= Nidarshana Gowani =

== Nidarshana Gowani ==
Nidarshana Gowani is an Indian Woman Entrepreneur, Social Activist, and founder of the Kamala Ankibai Ghamandiram Gowani Trust, a charitable trust focused on social issues, women's empowerment, and education. Through the Kamala Trust, she has founded Kamala Power Women Awardees, a platform identifying women achievers, and Pillars of Humanity, a social initiative.

Gowani has been featured in the 2022 "Top 50 Most Influential Indians in the World". She has also represented India’s craftsmanship and Indian Textiles at the Cannes Film Festival.

== Background and early life ==
Nidarshana Gowani joined her family business involving real estate construction, accounting, bookkeeping and business administration at a relatively early stage. She is a granddaughter of Kunjilal Dubey, who was a descendant of a pre-independence public figure awarded the Padma Bhushan. Forbes India reported that Gowani has spent years mastering the legal and operational side of their family business. Gowani is married to Ramesh Gowani, one of the bright names from Real Estate.

== Business career ==
Gowani is a part of Kamala Group of Industries, where she successfully leads a role of leadership expanding the real estate and power generation business. Gowani came into the limelight with her participation in industries characterised by a male-dominated structure.

In recent years, Gowani expanded her family's core business into the fashion and entertainment industry. Gowani founded one of the fashion brand names, Vanvas and launched a multiverse entertainment company that focuses on talent management and entertainment projects.

== Philanthropy and social initiatives ==
=== Kamala Ankibai Ghamandiram Gowani Trust ===

Nidarshana Gowani and Ramesh Gowani together founded this trust, focusing on empowering women, healthcare access for people and supporting economically disadvantaged communities.

=== Kamala Power Women ===
Gowani launched the Kamala Power Women Awards in 20255 which started with the initiative to make women get recognised in areas including education, healthcare, culture, and social development. The inaugural ceremony was held at Raj Bhavan in Mumbai on the occasion of International Women's Day.

In the 2023 Awards Edition, 75 women from different parts of India were given recognition. The ceremony was held at Dr Ambedkar International Centre in New Delhi and was attended by several political and public figures, including Minister of State Meenakshi Lekhi.

In an interview with Sputnik India, Gowani talked about women's empowerment, arguing that public recognition and equal treatment were important components of empowerment.

=== Pillars of Humanity ===
Gowani conceived Pillars of Humanity, an initiative to look after social inclusion for communities that often face exclusion and discrimination.

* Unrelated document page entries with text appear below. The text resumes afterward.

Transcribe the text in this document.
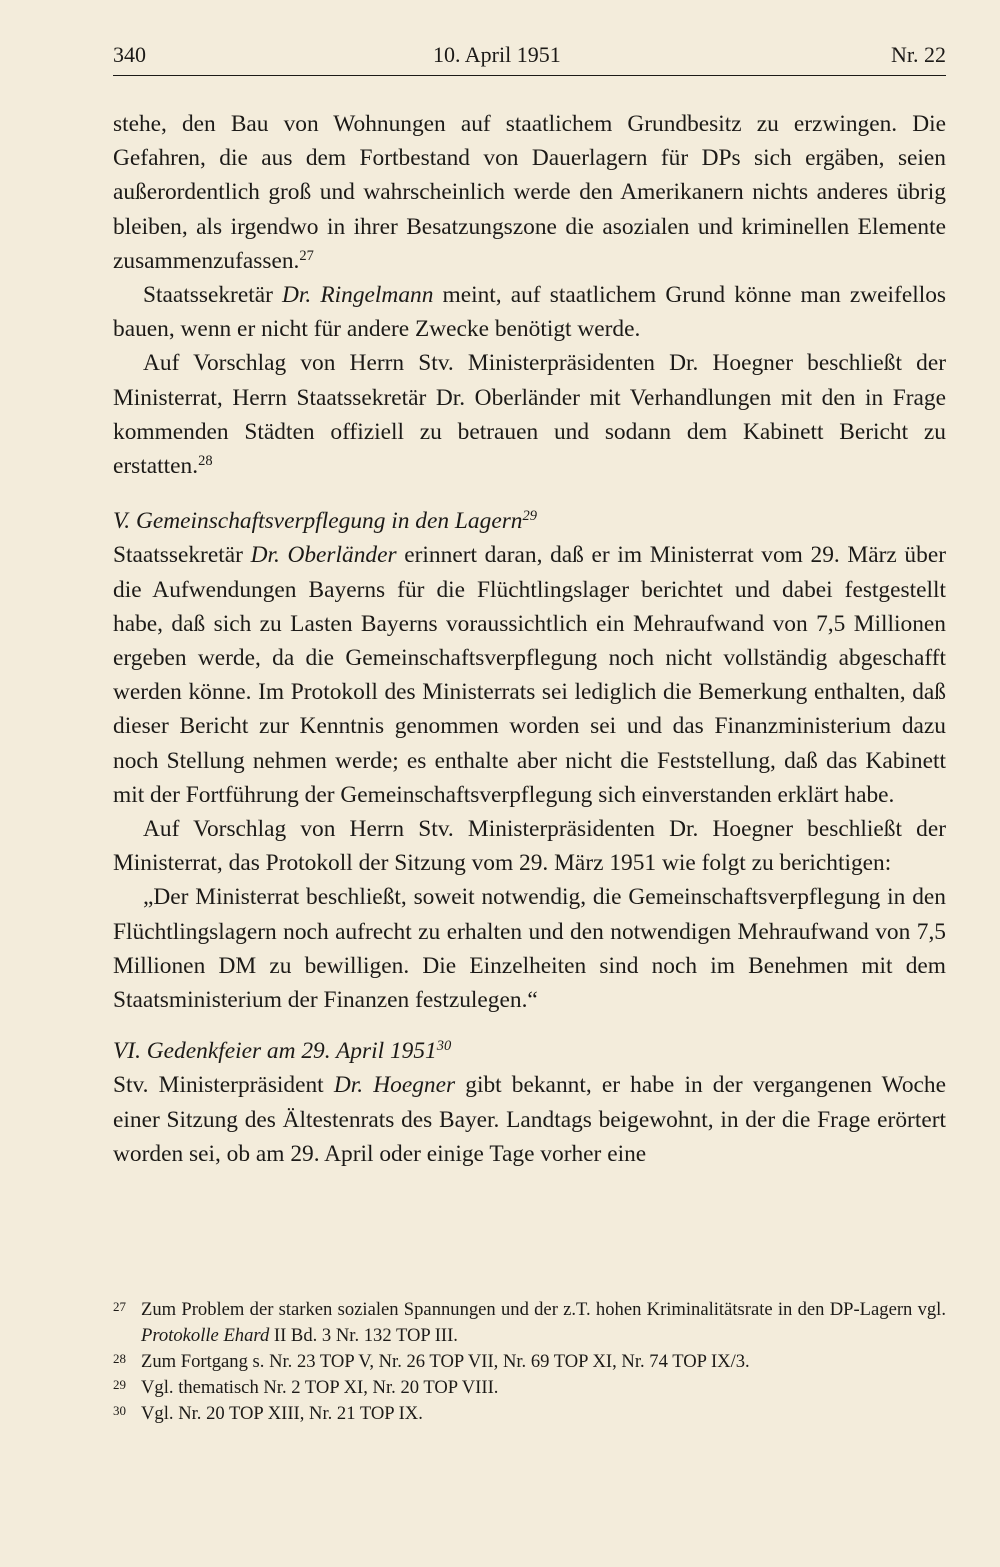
340	10. April 1951	Nr. 22

stehe, den Bau von Wohnungen auf staatlichem Grundbesitz zu erzwingen. Die Gefahren, die aus dem Fortbestand von Dauerlagern für DPs sich ergäben, seien außerordentlich groß und wahrscheinlich werde den Amerikanern nichts anderes übrig bleiben, als irgendwo in ihrer Besatzungszone die asozialen und kriminellen Elemente zusammenzufassen.$^{27}$

Staatssekretär Dr. Ringelmann meint, auf staatlichem Grund könne man zweifellos bauen, wenn er nicht für andere Zwecke benötigt werde.

Auf Vorschlag von Herrn Stv. Ministerpräsidenten Dr. Hoegner beschließt der Ministerrat, Herrn Staatssekretär Dr. Oberländer mit Verhandlungen mit den in Frage kommenden Städten offiziell zu betrauen und sodann dem Kabinett Bericht zu erstatten.$^{28}$

V. Gemeinschaftsverpflegung in den Lagern$^{29}$

Staatssekretär Dr. Oberländer erinnert daran, daß er im Ministerrat vom 29. März über die Aufwendungen Bayerns für die Flüchtlingslager berichtet und dabei festgestellt habe, daß sich zu Lasten Bayerns voraussichtlich ein Mehraufwand von 7,5 Millionen ergeben werde, da die Gemeinschaftsverpflegung noch nicht vollständig abgeschafft werden könne. Im Protokoll des Ministerrats sei lediglich die Bemerkung enthalten, daß dieser Bericht zur Kenntnis genommen worden sei und das Finanzministerium dazu noch Stellung nehmen werde; es enthalte aber nicht die Feststellung, daß das Kabinett mit der Fortführung der Gemeinschaftsverpflegung sich einverstanden erklärt habe.

Auf Vorschlag von Herrn Stv. Ministerpräsidenten Dr. Hoegner beschließt der Ministerrat, das Protokoll der Sitzung vom 29. März 1951 wie folgt zu berichtigen:

„Der Ministerrat beschließt, soweit notwendig, die Gemeinschaftsverpflegung in den Flüchtlingslagern noch aufrecht zu erhalten und den notwendigen Mehraufwand von 7,5 Millionen DM zu bewilligen. Die Einzelheiten sind noch im Benehmen mit dem Staatsministerium der Finanzen festzulegen.“

VI. Gedenkfeier am 29. April 1951$^{30}$

Stv. Ministerpräsident Dr. Hoegner gibt bekannt, er habe in der vergangenen Woche einer Sitzung des Ältestenrats des Bayer. Landtags beigewohnt, in der die Frage erörtert worden sei, ob am 29. April oder einige Tage vorher eine

27 Zum Problem der starken sozialen Spannungen und der z.T. hohen Kriminalitätsrate in den DP-Lagern vgl. Protokolle Ehard II Bd. 3 Nr. 132 TOP III.
28 Zum Fortgang s. Nr. 23 TOP V, Nr. 26 TOP VII, Nr. 69 TOP XI, Nr. 74 TOP IX/3.
29 Vgl. thematisch Nr. 2 TOP XI, Nr. 20 TOP VIII.
30 Vgl. Nr. 20 TOP XIII, Nr. 21 TOP IX.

The inaugural event was held in Mumbai in September 2022. In this event, different participants were together, such as transgender people, cancer patients, residents of old-age homes, acid attack survivors, sex workers and tribal women. Different public figures participated in the event, while the Governor of Maharashtra, Bhagat Singh Koshyari, was present as chief guest.

This initiative continued in later years under different formats. In February 2024, the event title was changed to “Pillars of Humanity Walk for a Cause” and was held at the Gateway of India. This event brought public figures and representatives of the communities the programme was focused on.

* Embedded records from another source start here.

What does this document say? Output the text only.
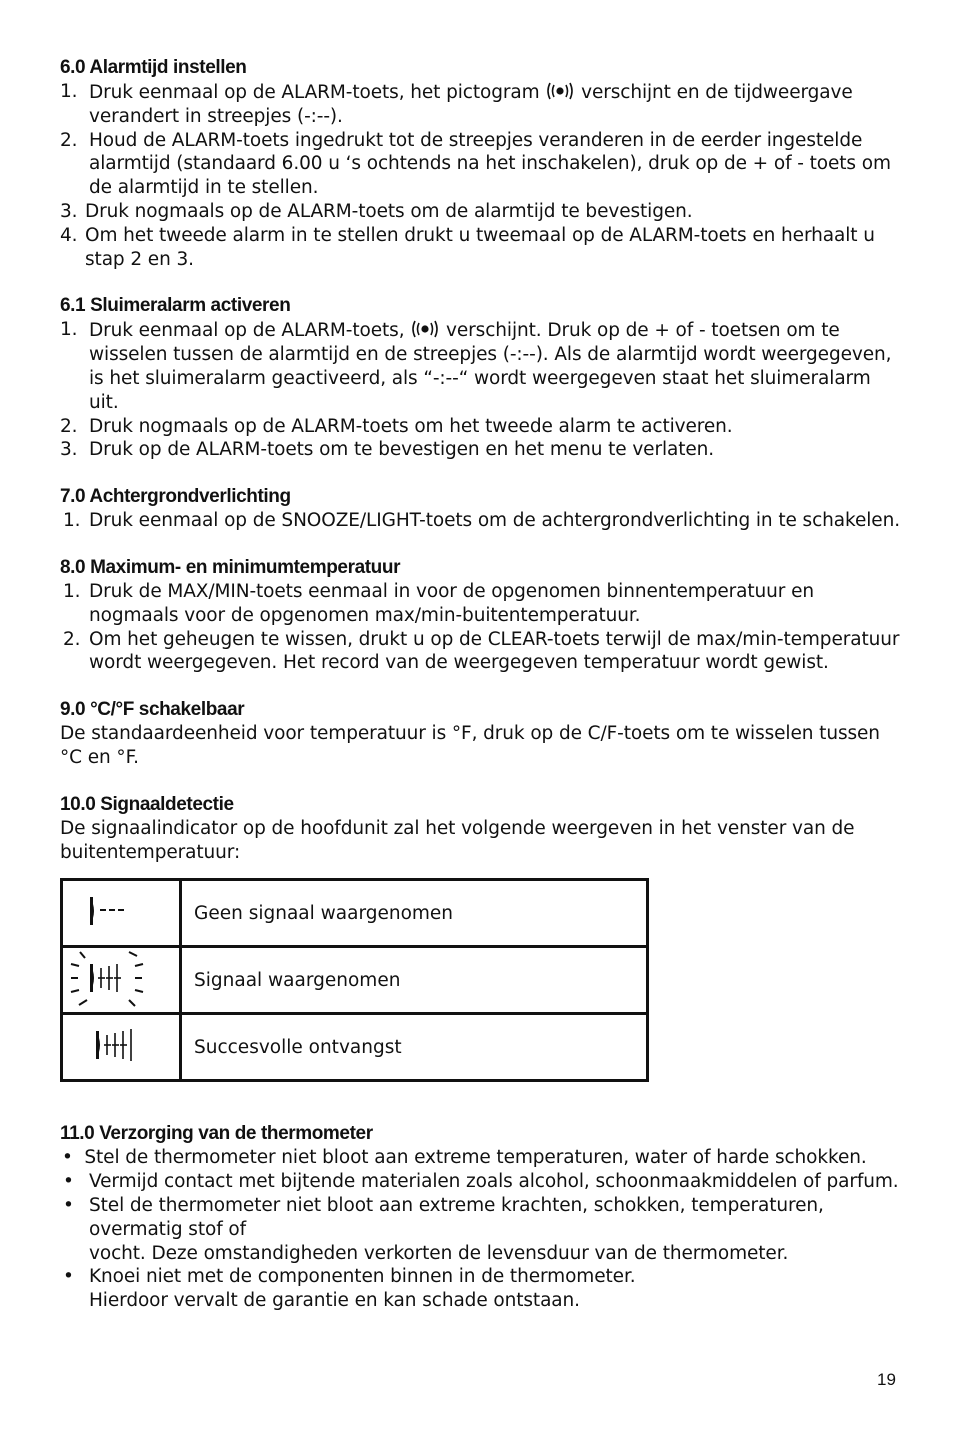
6.0 Alarmtijd instellen
1. Druk eenmaal op de ALARM-toets, het pictogram  verschijnt en de tijdweergave verandert in streepjes (-:--).
2. Houd de ALARM-toets ingedrukt tot de streepjes veranderen in de eerder ingestelde alarmtijd (standaard 6.00 u ‘s ochtends na het inschakelen), druk op de + of - toets om de alarmtijd in te stellen.
3. Druk nogmaals op de ALARM-toets om de alarmtijd te bevestigen.
4. Om het tweede alarm in te stellen drukt u tweemaal op de ALARM-toets en herhaalt u stap 2 en 3.
6.1 Sluimeralarm activeren
1. Druk eenmaal op de ALARM-toets,  verschijnt. Druk op de + of - toetsen om te wisselen tussen de alarmtijd en de streepjes (-:--). Als de alarmtijd wordt weergegeven, is het sluimeralarm geactiveerd, als “-:--“ wordt weergegeven staat het sluimeralarm uit.
2. Druk nogmaals op de ALARM-toets om het tweede alarm te activeren.
3. Druk op de ALARM-toets om te bevestigen en het menu te verlaten.
7.0 Achtergrondverlichting
1. Druk eenmaal op de SNOOZE/LIGHT-toets om de achtergrondverlichting in te schakelen.
8.0 Maximum- en minimumtemperatuur
1. Druk de MAX/MIN-toets eenmaal in voor de opgenomen binnentemperatuur en nogmaals voor de opgenomen max/min-buitentemperatuur.
2. Om het geheugen te wissen, drukt u op de CLEAR-toets terwijl de max/min-temperatuur wordt weergegeven. Het record van de weergegeven temperatuur wordt gewist.
9.0 °C/°F schakelbaar

De standaardeenheid voor temperatuur is °F, druk op de C/F-toets om te wisselen tussen °C en °F.

10.0 Signaaldetectie

De signaalindicator op de hoofdunit zal het volgende weergeven in het venster van de buitentemperatuur:

	Geen signaal waargenomen
	Signaal waargenomen
	Succesvolle ontvangst
11.0 Verzorging van de thermometer
• Stel de thermometer niet bloot aan extreme temperaturen, water of harde schokken.
• Vermijd contact met bijtende materialen zoals alcohol, schoonmaakmiddelen of parfum.
• Stel de thermometer niet bloot aan extreme krachten, schokken, temperaturen, overmatig stof of
vocht. Deze omstandigheden verkorten de levensduur van de thermometer.
• Knoei niet met de componenten binnen in de thermometer.
Hierdoor vervalt de garantie en kan schade ontstaan.
19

=== Healthcare initiatives ===
A free HPV vaccination camp in March 2022 was organised by Gowani for girls and women at R.A. Podar Hospital in Mumbai. The camp was organised to coincide with the National Vaccination Day.

=== Cannes Film Festival appearance ===
In 2024, Gowani received Indian Media Coverage for her appearance at the Cannes Film Festival, where she used her Clothing and Jewellery choices to spotlight Indian textiles and craftsmanship. Reports from Maharashtra Times wrote about Gowani’s appearance in a hand-embroidered organza saree paired with traditional jewellery.

== Recognition ==
In September 2022, the Times of India reported that Gowani was among the "Top 50 Most Influential Indians in the World" at an event held at London Bridge Tower in London.

Gowani's philanthropic initiatives also received media coverage in relation to the Kamala Power Women Awards, Pillars of Humanity and different healthcare programmes.

== Media and social impact initiatives ==
In 2026, Gowani's Kamala Ankibai Ghamandiram Gowani Trust launched a Media Support Unit that was started to provide media strategies and visibility support to non-governmental organisations and social entrepreneurs. Other than this, it also catered for artists and other individuals who were working on social impact projects. Reports say Tribune title actress and politician Hema Malini attended the event.

== Personal life ==
Gowani is married to businessman Ramesh Gowani.